Slowly, firms using a more traditional model will feel the pressure to explore and incorporate big data principles into investment research. This might yield information arbitrage, giving early adopters an advantage over late adopters until widespread adoption of these techniques across organizations. Many investment firms are yet to adopt big data for information arbitrage due to the lack of institutional support, technological infrastructure, necessary capabilities, and requisite skill sets.
Quantitative information arbitrage isn’t without its issues. A comment regarding Anne Hathaway moved Berkshire HHathway’sstock price on multiple occasions. This comical yet costly error shows how complex it is to develop alternative sentiment models despite a team of quantitative analysts.
However, building advanced algorithms like the aforementioned isn’t feasible for most retail investors. Instead, savvy discretionary traders need to explore other alternatives for their portfolio construction.
You don’t have to build quantitative models or be an angel investor to turn $20,000 into $10 million in three years.
Like Chris Camillo, savvy discretionary information-based traders can use social trends and scuttlebutt to gain an information advantage for those familiar with Phil Fisher.
Options are the preferred instrument to trade information arbitrage ideas as there is a time element to leverage. The best way to understand this arbitrage opportunity is through an example.
Last week, the historic Texas freeze led some businesses to be blazing hot. For instance, most Texans don’t winterize their pools. This has led to landmark pool damage when the need for future safe, pandemic-free outdoor recreation is highest. If one were to scuttlebutt and call a Leslie’s Pool location, they would find out that demand is unprecedented.
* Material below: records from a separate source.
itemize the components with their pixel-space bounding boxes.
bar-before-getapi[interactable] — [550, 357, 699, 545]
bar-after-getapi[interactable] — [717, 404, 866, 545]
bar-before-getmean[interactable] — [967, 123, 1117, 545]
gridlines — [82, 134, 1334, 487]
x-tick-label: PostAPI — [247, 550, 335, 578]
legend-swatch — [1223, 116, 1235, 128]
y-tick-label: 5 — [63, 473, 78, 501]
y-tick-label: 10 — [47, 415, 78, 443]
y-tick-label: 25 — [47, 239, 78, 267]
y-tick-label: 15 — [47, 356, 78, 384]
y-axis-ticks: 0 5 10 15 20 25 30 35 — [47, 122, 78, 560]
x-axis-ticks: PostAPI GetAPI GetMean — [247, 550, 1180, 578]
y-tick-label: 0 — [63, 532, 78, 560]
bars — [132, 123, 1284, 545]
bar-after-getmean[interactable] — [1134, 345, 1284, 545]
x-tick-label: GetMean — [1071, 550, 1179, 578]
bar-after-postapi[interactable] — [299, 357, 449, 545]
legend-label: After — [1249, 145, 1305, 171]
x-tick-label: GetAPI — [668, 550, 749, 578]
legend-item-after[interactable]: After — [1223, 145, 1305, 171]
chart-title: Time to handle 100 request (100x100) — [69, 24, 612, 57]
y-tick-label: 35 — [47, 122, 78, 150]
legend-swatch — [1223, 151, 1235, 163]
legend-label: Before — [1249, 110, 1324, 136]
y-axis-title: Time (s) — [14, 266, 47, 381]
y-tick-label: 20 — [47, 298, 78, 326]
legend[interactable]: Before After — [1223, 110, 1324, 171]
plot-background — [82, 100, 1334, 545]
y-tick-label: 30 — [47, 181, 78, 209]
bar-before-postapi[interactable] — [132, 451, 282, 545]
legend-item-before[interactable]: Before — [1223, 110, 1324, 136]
Lucky for us, Chris Camillio did just that.
Now the question becomes, has the market fully appreciated the situation? To analyze this, we don’t need to scour Texas real estate; we need to look at the chart.
As we can see, the price of Leslie’s moved lower during the freeze, which means either we’re not analyzing market-moving information or the market doesn’t appreciate it. If the security moved up recently, I would be concerned the financial markets had already subsumed this information, and market efficiency had its way.
Next, we’ll want to use technical analysis to set our risk levels. Leslie’sapproached oversold relative strength levels, giving us a good entry point on the 18th with a stop-loss level slightly below that day’s low.
That’s it. If we’ve discovered market-moving information, it’ll go up from here. If we haven’t, our stop-loss level will limit our capital loss. Information traders will sell when the data is fully reflected in the security, likely after earnings or a large media enterprise runs the story.
Alternatively, we could trade options to leverage our investment as we know the information will present itself by the next earnings release.
What about company valuation or market prices? Most information traders believe in a delayed semi-strong form of EMH, meaning there’s reason to value companies as share prices always represent fair value except during periods where market-moving information has yet to be absorbed.
The Bottom Line
Information arbitrage identifies underappreciated market-moving information from both familiar and alternative data sources. Information arbitrageurs don’t care about valuation or a company’s long-term fundamentals; they focus on discovering and trading unappreciated market-moving information.